Distributions of hypothalamic neuron populations co-expressing tyrosine hydroxylase and the vesicular GABA transporter in the mouse

Abstract

AbstractThe hypothalamus contains catecholaminergic neurons marked by the expression of tyrosine hydroxylase (TH). As multiple chemical messengers coexist in each neuron, we determined if hypothalamic TH-immunoreactive (ir) neurons express glutamate or GABA. We used Cre/loxP recombination to express enhanced GFP fluorescence (EGFP) in neurons that express the vesicular glutamate (vGLUT2) or GABA transporter (vGAT), then determined TH immunoreactivity in glutamatergic or GABAergic neurons, respectively. EGFP-positive vGLUT2 neurons were not TH-ir. However, discrete TH-ir signals colocalized with EGFP-positive vGAT neurons, which we validated by in situ hybridization for Vgat mRNA. In order to contextualize the observed pattern of TH+EGFP colocalization in vGAT neurons, we first performed Nissl-based parcellation and plane-of-section analysis, and then mapped the distribution of TH-ir vGAT neurons onto atlas templates from the Allen Reference Atlas (ARA) of the mouse brain.
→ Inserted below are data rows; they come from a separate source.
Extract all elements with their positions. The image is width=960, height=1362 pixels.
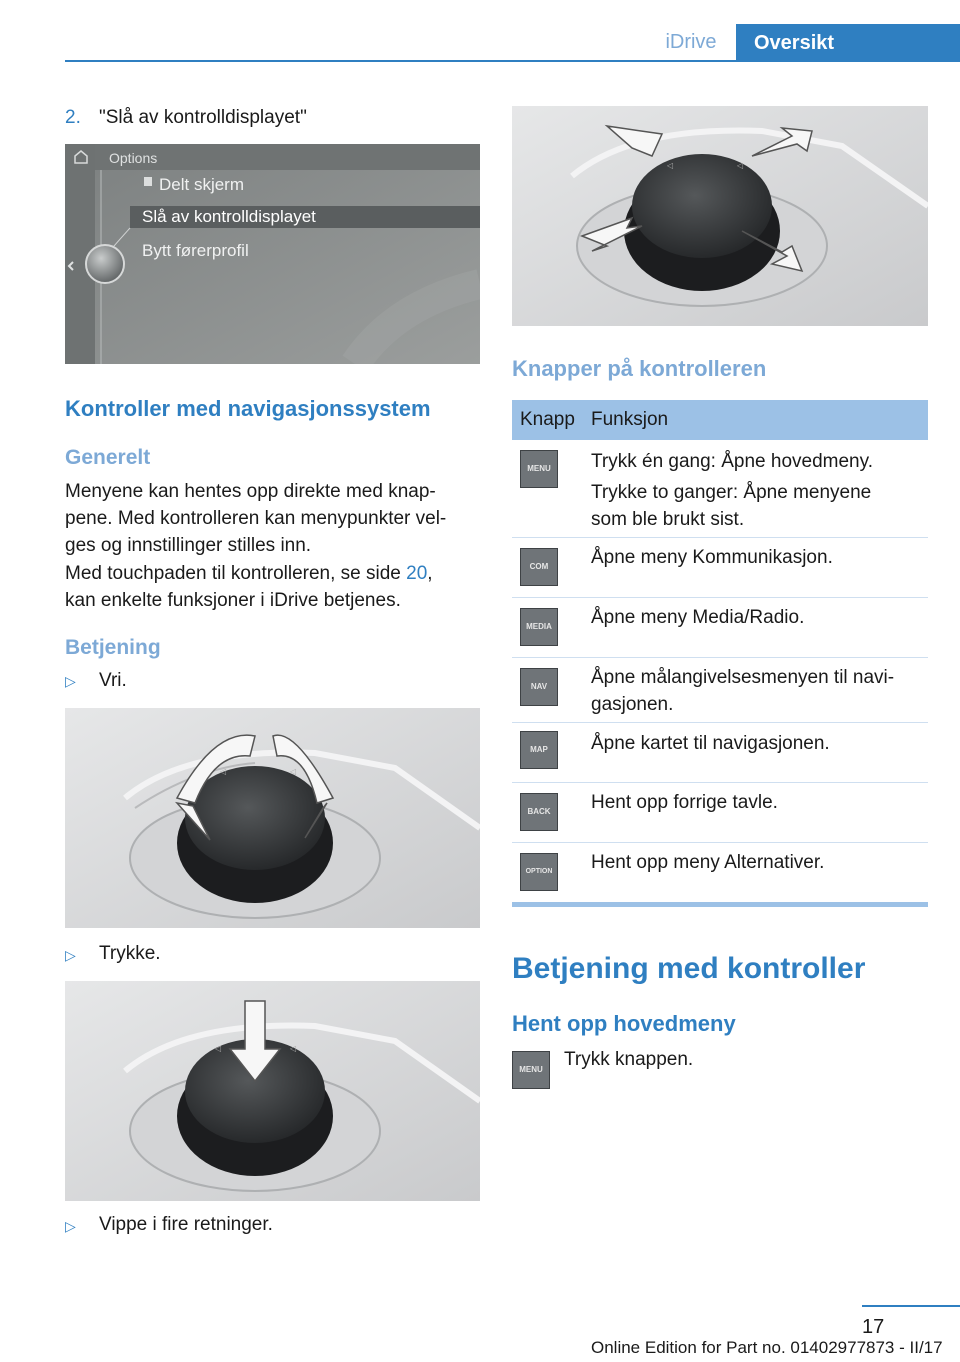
heading-knapper: Knapper på kontrolleren bbox=[512, 356, 767, 381]
table-row bbox=[512, 723, 928, 782]
controller-press-drawing bbox=[65, 981, 480, 1201]
control-display-drawing bbox=[65, 144, 480, 364]
bullet-rotate: Vri. bbox=[99, 670, 127, 691]
svg-text:◁: ◁ bbox=[290, 767, 297, 776]
heading-betjening-kontroller: Betjening med kontroller bbox=[512, 952, 866, 985]
table-cell-function: Trykk én gang: Åpne hovedmeny. bbox=[591, 451, 873, 472]
menu-key-icon: MENU bbox=[512, 1051, 550, 1089]
section-tab-idrive: iDrive bbox=[665, 31, 717, 53]
table-row bbox=[512, 843, 928, 902]
cell-line: gasjonen. bbox=[591, 694, 674, 715]
table-row bbox=[512, 658, 928, 722]
table-cell-function: Åpne meny Kommunikasjon. bbox=[591, 547, 833, 568]
heading-betjening: Betjening bbox=[65, 636, 161, 659]
bullet-tilt: Vippe i fire retninger. bbox=[99, 1214, 273, 1235]
paragraph-line: pene. Med kontrolleren kan menypunkter vel‐ bbox=[65, 508, 447, 529]
paragraph-line: Menyene kan hentes opp direkte med knap‐ bbox=[65, 481, 436, 502]
bullet-triangle-icon: ▷ bbox=[65, 673, 76, 689]
controller-rotate-drawing bbox=[65, 708, 480, 928]
controller-tilt-image bbox=[512, 106, 928, 326]
screen-options-label: Options bbox=[109, 150, 158, 166]
section-tab-oversikt: Oversikt bbox=[736, 24, 960, 62]
instruction-press-button: Trykk knappen. bbox=[564, 1049, 694, 1070]
edition-note: Online Edition for Part no. 01402977873 - II/17 bbox=[591, 1338, 943, 1357]
cell-line: Åpne målangivelsesmenyen til navi‐ bbox=[591, 667, 895, 688]
table-cell-function: Hent opp meny Alternativer. bbox=[591, 852, 825, 873]
heading-generelt: Generelt bbox=[65, 446, 151, 469]
svg-text:◁: ◁ bbox=[667, 161, 674, 170]
heading-hovedmeny: Hent opp hovedmeny bbox=[512, 1011, 736, 1036]
table-row bbox=[512, 783, 928, 842]
controller-rotate-image bbox=[65, 708, 480, 928]
bullet-press: Trykke. bbox=[99, 943, 161, 964]
footer-rule bbox=[862, 1305, 960, 1307]
screen-menu-item-profile: Bytt førerprofil bbox=[142, 241, 249, 260]
column-header-funksjon: Funksjon bbox=[591, 409, 669, 430]
svg-text:◁: ◁ bbox=[215, 1044, 222, 1053]
screen-menu-item-off: Slå av kontrolldisplayet bbox=[142, 207, 316, 226]
step-number: 2. bbox=[65, 107, 81, 128]
table-cell-function: Hent opp forrige tavle. bbox=[591, 792, 778, 813]
bullet-triangle-icon: ▷ bbox=[65, 1218, 76, 1234]
header-rule bbox=[65, 60, 960, 62]
paragraph-generelt bbox=[65, 478, 480, 559]
controller-press-image bbox=[65, 981, 480, 1201]
back-key-icon: BACK bbox=[520, 793, 558, 831]
table-cell-function bbox=[591, 479, 871, 533]
paragraph-text: , bbox=[427, 563, 433, 584]
heading-controller: Kontroller med navigasjonssystem bbox=[65, 396, 431, 421]
screen-menu-item-split: Delt skjerm bbox=[159, 175, 245, 194]
com-key-icon: COM bbox=[520, 548, 558, 586]
paragraph-line: ges og innstillinger stilles inn. bbox=[65, 535, 312, 556]
svg-text:◁: ◁ bbox=[220, 767, 227, 776]
svg-text:◁: ◁ bbox=[737, 161, 744, 170]
cell-line: Trykke to ganger: Åpne menyene bbox=[591, 482, 872, 503]
page-link[interactable]: 20 bbox=[406, 563, 428, 584]
table-row bbox=[512, 598, 928, 657]
paragraph-text: Med touchpaden til kontrolleren, se side bbox=[65, 563, 407, 584]
table-bottom-rule bbox=[512, 902, 928, 907]
table-cell-function: Åpne kartet til navigasjonen. bbox=[591, 733, 830, 754]
bullet-triangle-icon: ▷ bbox=[65, 947, 76, 963]
page-number: 17 bbox=[862, 1316, 885, 1338]
media-key-icon: MEDIA bbox=[520, 608, 558, 646]
nav-key-icon: NAV bbox=[520, 668, 558, 706]
option-key-icon: OPTION bbox=[520, 853, 558, 891]
column-header-knapp: Knapp bbox=[520, 409, 575, 430]
table-row bbox=[512, 440, 928, 537]
step-text: "Slå av kontrolldisplayet" bbox=[99, 107, 307, 128]
controller-tilt-drawing bbox=[512, 106, 928, 326]
table-cell-function bbox=[591, 664, 894, 718]
table-row bbox=[512, 538, 928, 597]
menu-key-icon: MENU bbox=[520, 450, 558, 488]
table-cell-function: Åpne meny Media/Radio. bbox=[591, 607, 805, 628]
paragraph-touchpad bbox=[65, 560, 480, 614]
control-display-image bbox=[65, 144, 480, 364]
map-key-icon: MAP bbox=[520, 731, 558, 769]
cell-line: som ble brukt sist. bbox=[591, 509, 745, 530]
svg-text:◁: ◁ bbox=[290, 1044, 297, 1053]
paragraph-line: kan enkelte funksjoner i iDrive betjenes. bbox=[65, 590, 401, 611]
table-header bbox=[512, 400, 928, 440]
TH-ir vGAT neurons were distributed throughout the rostrocaudal extent of the hypothalamus. Within the ARA ontology of gray matter regions, TH-ir neurons localized primarily to the periventricular hypothalamic zone, periventricular hypothalamic region, and lateral hypothalamic zone. There was a very strong presence of EGFP fluorescence in TH-ir neurons across all brain regions, but the most striking colocalization was found in the zona incerta (ZI) – a region assigned to the hypothalamus in the ARA – where every TH-ir neuron was EGFP-positive. Neurochemical characterization of these ZI neurons revealed that they display immunoreactivity for dopamine but not dopamine β-hydroxylase. In aggregate, these findings indicate the existence of a novel hypothalamic population in the mouse that may signal through the release of GABA and/or dopamine.